“Quisiera ser su trapo de piso, su basura, su sirvienta, su felpudo….le daré con mi entrega lo que nadie le dio y no se arrepentirá de haberme adoptado”
Palabras mas, palabras menos, los típicos argumentos pueriles que suelo encontrar en mi casilla de MP con cierta frecuencia.. Como patrones de conducta, los muchachos “regalados” se nos ofrecen a las mujeres dominantes como ofrecen los vendedores de baratijas de “todos por dos pesos” su alfajorcito, pero confiando en que lo aceptaras como la golosina que endulzará tu vida.
Muchas de nosotras no lo decimos pero llevamos suficiente tiempo en este sitio como para caer en las redes de alguien que hace tanto “autobombo” de su propia sumisión. El viejo verso ya no es tan efectivo a la hora de seducir a una mujer dominante. Un bombón de genuino chocolate no se regala así mismo sino que se muestra en la mejor vidriera y dando la mayor cantidad de pautas y señales para demostrarnos que es especial. Debe conquistarnos, sorprendernos, seducirnos, darnos razones concretas por las cuales deberíamos elegirlo, convencernos que al poseerlo estamos entrando en la posesión de un verdadero lujo.

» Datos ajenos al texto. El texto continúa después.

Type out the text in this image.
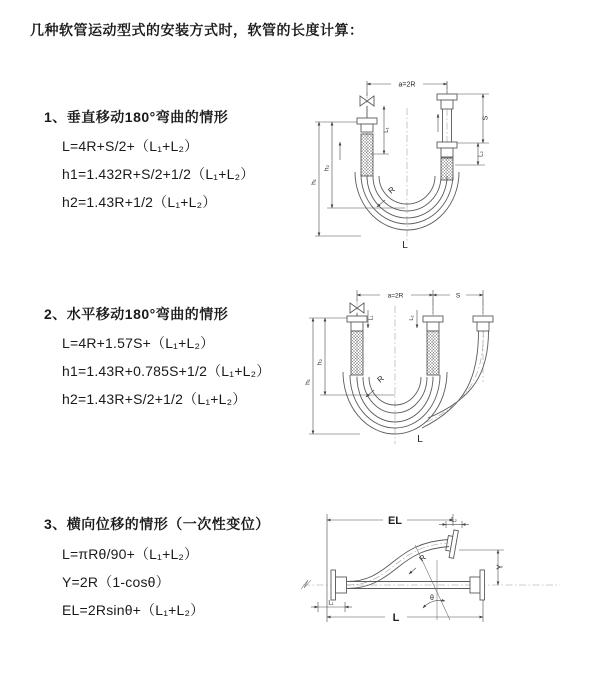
几种软管运动型式的安装方式时，软管的长度计算：
1、垂直移动180°弯曲的情形
L=4R+S/2+（L₁+L₂）
h1=1.432R+S/2+1/2（L₁+L₂）
h2=1.43R+1/2（L₁+L₂）
a=2R
R
h₁
h₂
L₁
S
L₂
L
2、水平移动180°弯曲的情形
L=4R+1.57S+（L₁+L₂）
h1=1.43R+0.785S+1/2（L₁+L₂）
h2=1.43R+S/2+1/2（L₁+L₂）
a=2R	S
h₁
h₂
L₁	L₂
R
L
3、横向位移的情形（一次性变位）
L=πRθ/90+（L₁+L₂）
Y=2R（1-cosθ）
EL=2Rsinθ+（L₁+L₂）
EL	L₂
Y
R
θ
L
L₁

Yo sugiero que cualquier persona que aspire a ser sumiso de una Domina ( y no a poseerla él a Ella, eso es otro tema) debería empezar por entender de qué hablamos cuando nos referimos a los gustos y placeres de las mujeres dominantes, conocer los recovecos del universo Fem Dom (fascinantes pero complejos), y acudir a cuanto evento, reunión o encuentro se efectúe y trate del tema, participar en sesiones o conversaciones y por sobre todo valorarse, encontrar su propio “yo” sumiso para poder transmitir su calor al cetro de la Reina a la que aspira a servir.

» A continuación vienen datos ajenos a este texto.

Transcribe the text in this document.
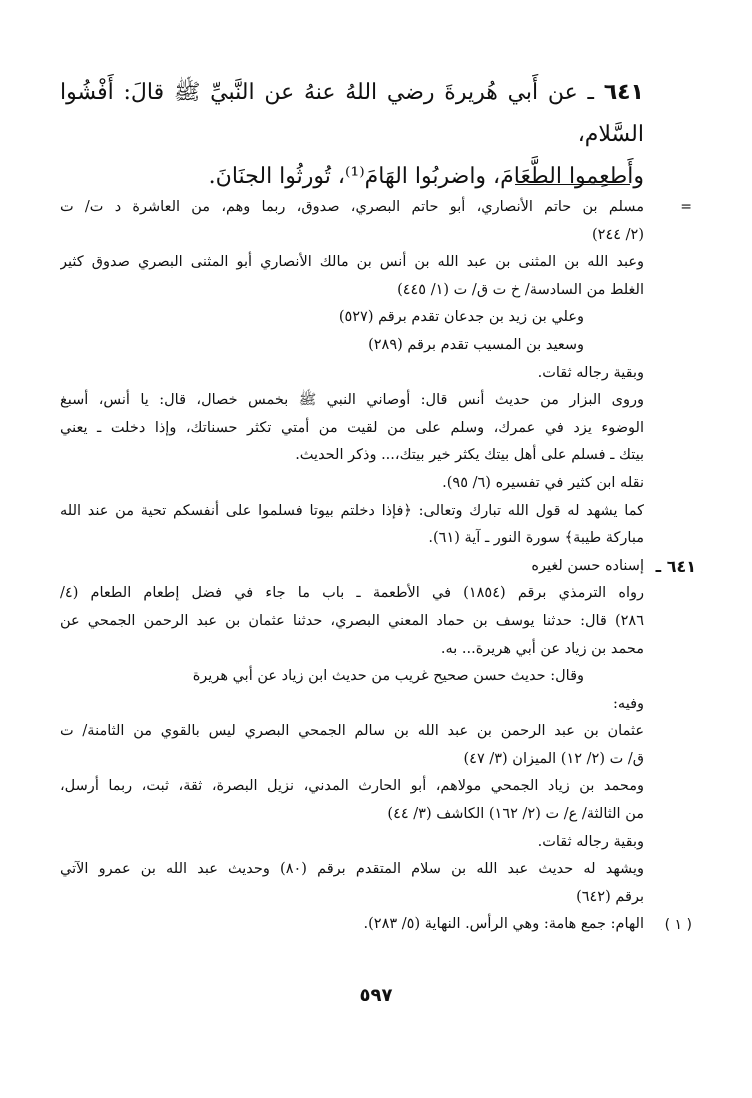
٦٤١ ـ عن أَبي هُريرةَ رضي اللهُ عنهُ عن النَّبيِّ ﷺ قالَ: أَفْشُوا السَّلام،
وأَطعِموا الطَّعَامَ، واضربُوا الهَامَ⁽¹⁾، تُورثُوا الجنَانَ.
=
٦٤١ ـ
( ١ )
مسلم بن حاتم الأنصاري، أبو حاتم البصري، صدوق، ربما وهم، من العاشرة د ت/ ت
(٢/ ٢٤٤)
وعبد الله بن المثنى بن عبد الله بن أنس بن مالك الأنصاري أبو المثنى البصري صدوق كثير
الغلط من السادسة/ خ ت ق/ ت (١/ ٤٤٥)
وعلي بن زيد بن جدعان تقدم برقم (٥٢٧)
وسعيد بن المسيب تقدم برقم (٢٨٩)
وبقية رجاله ثقات.
وروى البزار من حديث أنس قال: أوصاني النبي ﷺ بخمس خصال، قال: يا أنس، أسبغ
الوضوء يزد في عمرك، وسلم على من لقيت من أمتي تكثر حسناتك، وإذا دخلت ـ يعني
بيتك ـ فسلم على أهل بيتك يكثر خير بيتك،... وذكر الحديث.
نقله ابن كثير في تفسيره (٦/ ٩٥).
كما يشهد له قول الله تبارك وتعالى: ﴿فإذا دخلتم بيوتا فسلموا على أنفسكم تحية من عند الله
مباركة طيبة﴾ سورة النور ـ آية (٦١).
إسناده حسن لغيره
رواه الترمذي برقم (١٨٥٤) في الأطعمة ـ باب ما جاء في فضل إطعام الطعام (٤/
٢٨٦) قال: حدثنا يوسف بن حماد المعني البصري، حدثنا عثمان بن عبد الرحمن الجمحي عن
محمد بن زياد عن أبي هريرة... به.
وقال: حديث حسن صحيح غريب من حديث ابن زياد عن أبي هريرة
وفيه:
عثمان بن عبد الرحمن بن عبد الله بن سالم الجمحي البصري ليس بالقوي من الثامنة/ ت
ق/ ت (٢/ ١٢) الميزان (٣/ ٤٧)
ومحمد بن زياد الجمحي مولاهم، أبو الحارث المدني، نزيل البصرة، ثقة، ثبت، ربما أرسل،
من الثالثة/ ع/ ت (٢/ ١٦٢) الكاشف (٣/ ٤٤)
وبقية رجاله ثقات.
ويشهد له حديث عبد الله بن سلام المتقدم برقم (٨٠) وحديث عبد الله بن عمرو الآتي
برقم (٦٤٢)
الهام: جمع هامة: وهي الرأس. النهاية (٥/ ٢٨٣).
٥٩٧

El regalo es él pero él no es un “regalado”, el premio es ser sumiso de su Ama que no busca desesperados individuos desconcertados, autodescalificados, entregados al vacío, sumergidos en piscinas de aguas turbias...

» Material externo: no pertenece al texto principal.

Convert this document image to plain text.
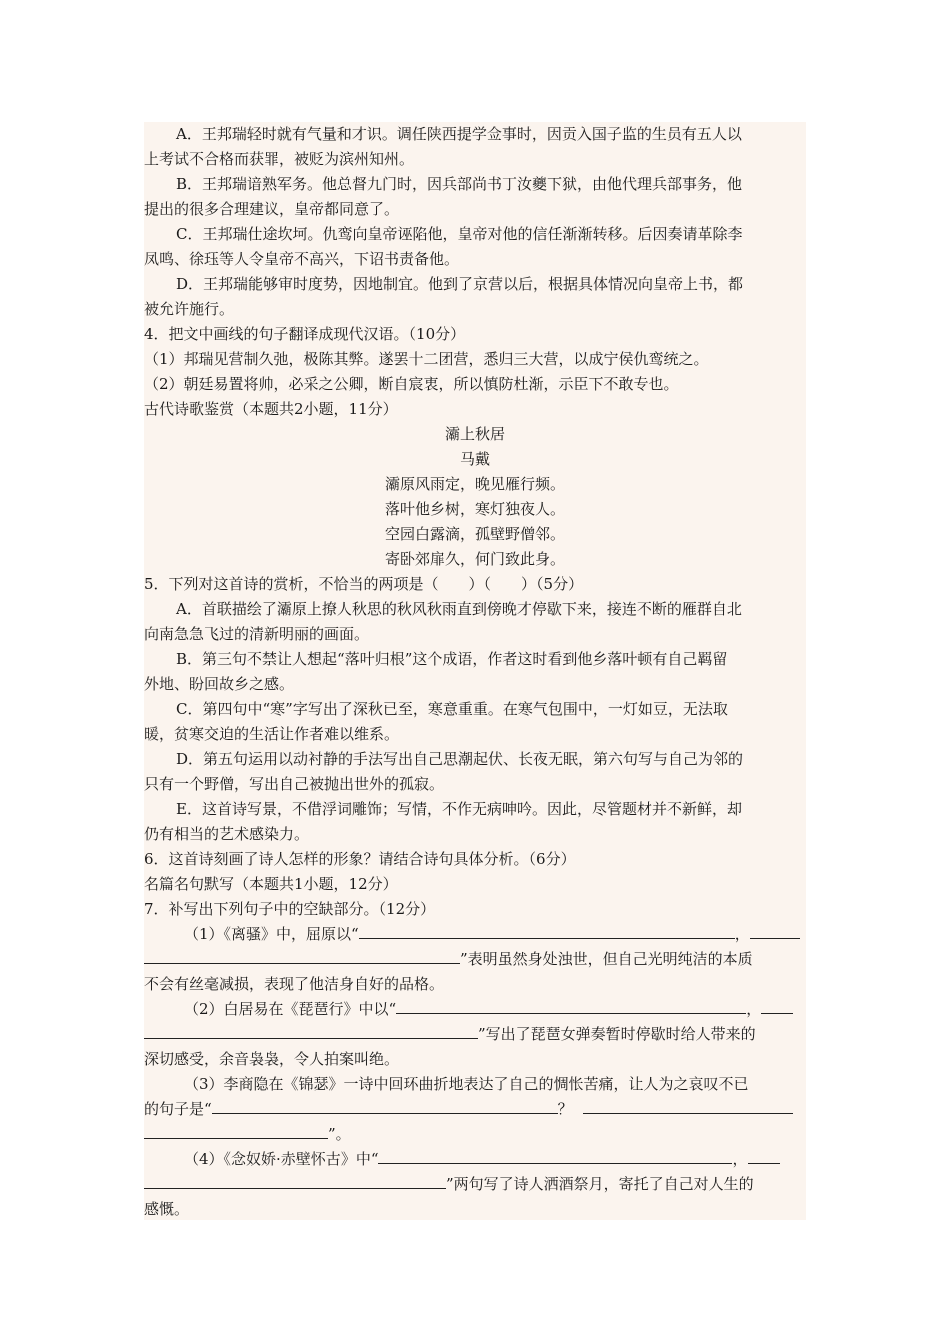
A．王邦瑞轻时就有气量和才识。调任陕西提学佥事时，因贡入国子监的生员有五人以
上考试不合格而获罪，被贬为滨州知州。
B．王邦瑞谙熟军务。他总督九门时，因兵部尚书丁汝夔下狱，由他代理兵部事务，他
提出的很多合理建议，皇帝都同意了。
C．王邦瑞仕途坎坷。仇鸾向皇帝诬陷他，皇帝对他的信任渐渐转移。后因奏请革除李
凤鸣、徐珏等人令皇帝不高兴，下诏书责备他。
D．王邦瑞能够审时度势，因地制宜。他到了京营以后，根据具体情况向皇帝上书，都
被允许施行。
4．把文中画线的句子翻译成现代汉语。（10分）
（1）邦瑞见营制久弛，极陈其弊。遂罢十二团营，悉归三大营，以成宁侯仇鸾统之。
（2）朝廷易置将帅，必采之公卿，断自宸衷，所以慎防杜渐，示臣下不敢专也。
古代诗歌鉴赏（本题共2小题，11分）
灞上秋居
马戴
灞原风雨定，晚见雁行频。
落叶他乡树，寒灯独夜人。
空园白露滴，孤壁野僧邻。
寄卧郊扉久，何门致此身。
5．下列对这首诗的赏析，不恰当的两项是（　　）（　　）（5分）
A．首联描绘了灞原上撩人秋思的秋风秋雨直到傍晚才停歇下来，接连不断的雁群自北
向南急急飞过的清新明丽的画面。
B．第三句不禁让人想起“落叶归根”这个成语，作者这时看到他乡落叶顿有自己羁留
外地、盼回故乡之感。
C．第四句中“寒”字写出了深秋已至，寒意重重。在寒气包围中，一灯如豆，无法取
暖，贫寒交迫的生活让作者难以维系。
D．第五句运用以动衬静的手法写出自己思潮起伏、长夜无眠，第六句写与自己为邻的
只有一个野僧，写出自己被抛出世外的孤寂。
E．这首诗写景，不借浮词雕饰；写情，不作无病呻吟。因此，尽管题材并不新鲜，却
仍有相当的艺术感染力。
6．这首诗刻画了诗人怎样的形象？请结合诗句具体分析。（6分）
名篇名句默写（本题共1小题，12分）
7．补写出下列句子中的空缺部分。（12分）
（1）《离骚》中，屈原以“	，
”表明虽然身处浊世，但自己光明纯洁的本质
不会有丝毫减损，表现了他洁身自好的品格。
（2）白居易在《琵琶行》中以“	，
”写出了琵琶女弹奏暂时停歇时给人带来的
深切感受，余音袅袅，令人拍案叫绝。
（3）李商隐在《锦瑟》一诗中回环曲折地表达了自己的惆怅苦痛，让人为之哀叹不已
的句子是“	？
”。
（4）《念奴娇·赤壁怀古》中“	，
”两句写了诗人洒酒祭月，寄托了自己对人生的
感慨。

El sumiso mas esperado es el que seleccionamos, el que se identifica con nuestro placer y poder, el que te endulza sin empalagar mirándote con ojos de ilusión, el que se conecta para profundizar su sumisión y no para llamar la atención.
El “elegido” no entrega un cuerpo desvalorizado o sus dotes de limpiador de calzado femenino sino su alma. Su alegría. Su lado mejor. Sus ilusiones. No está debajo de una pila de escombros esperando a ser redimido, no es un ciego en la bodega (Indio Solari dixit) buscando Ama para que le muestre a latigazos la salida del laberinto de su insatisfacción sexual. Esperamos un dador de placer, de diversión, de ingenio, de orgullo al llevarlo del collar. El paralelismo con el alfajorcito de dos pesos no es casual, la historia de la bombonería afirma el deseo de muchos de ser aprobados por parte de mujeres que suspiran en al vidrieras de los mejores negocios del rubro.
“Regalados” sobran. Siempre sobraron. Pero si te identificas con un valiente mosquetero, una fuente de agua cristalina, un oasis, un especialista en utopías, un paisaje exótico, una estrella en el camino, o simplemente un toque de buen gusto, te veo bien, varón..estas en camino de ser un “elegido”.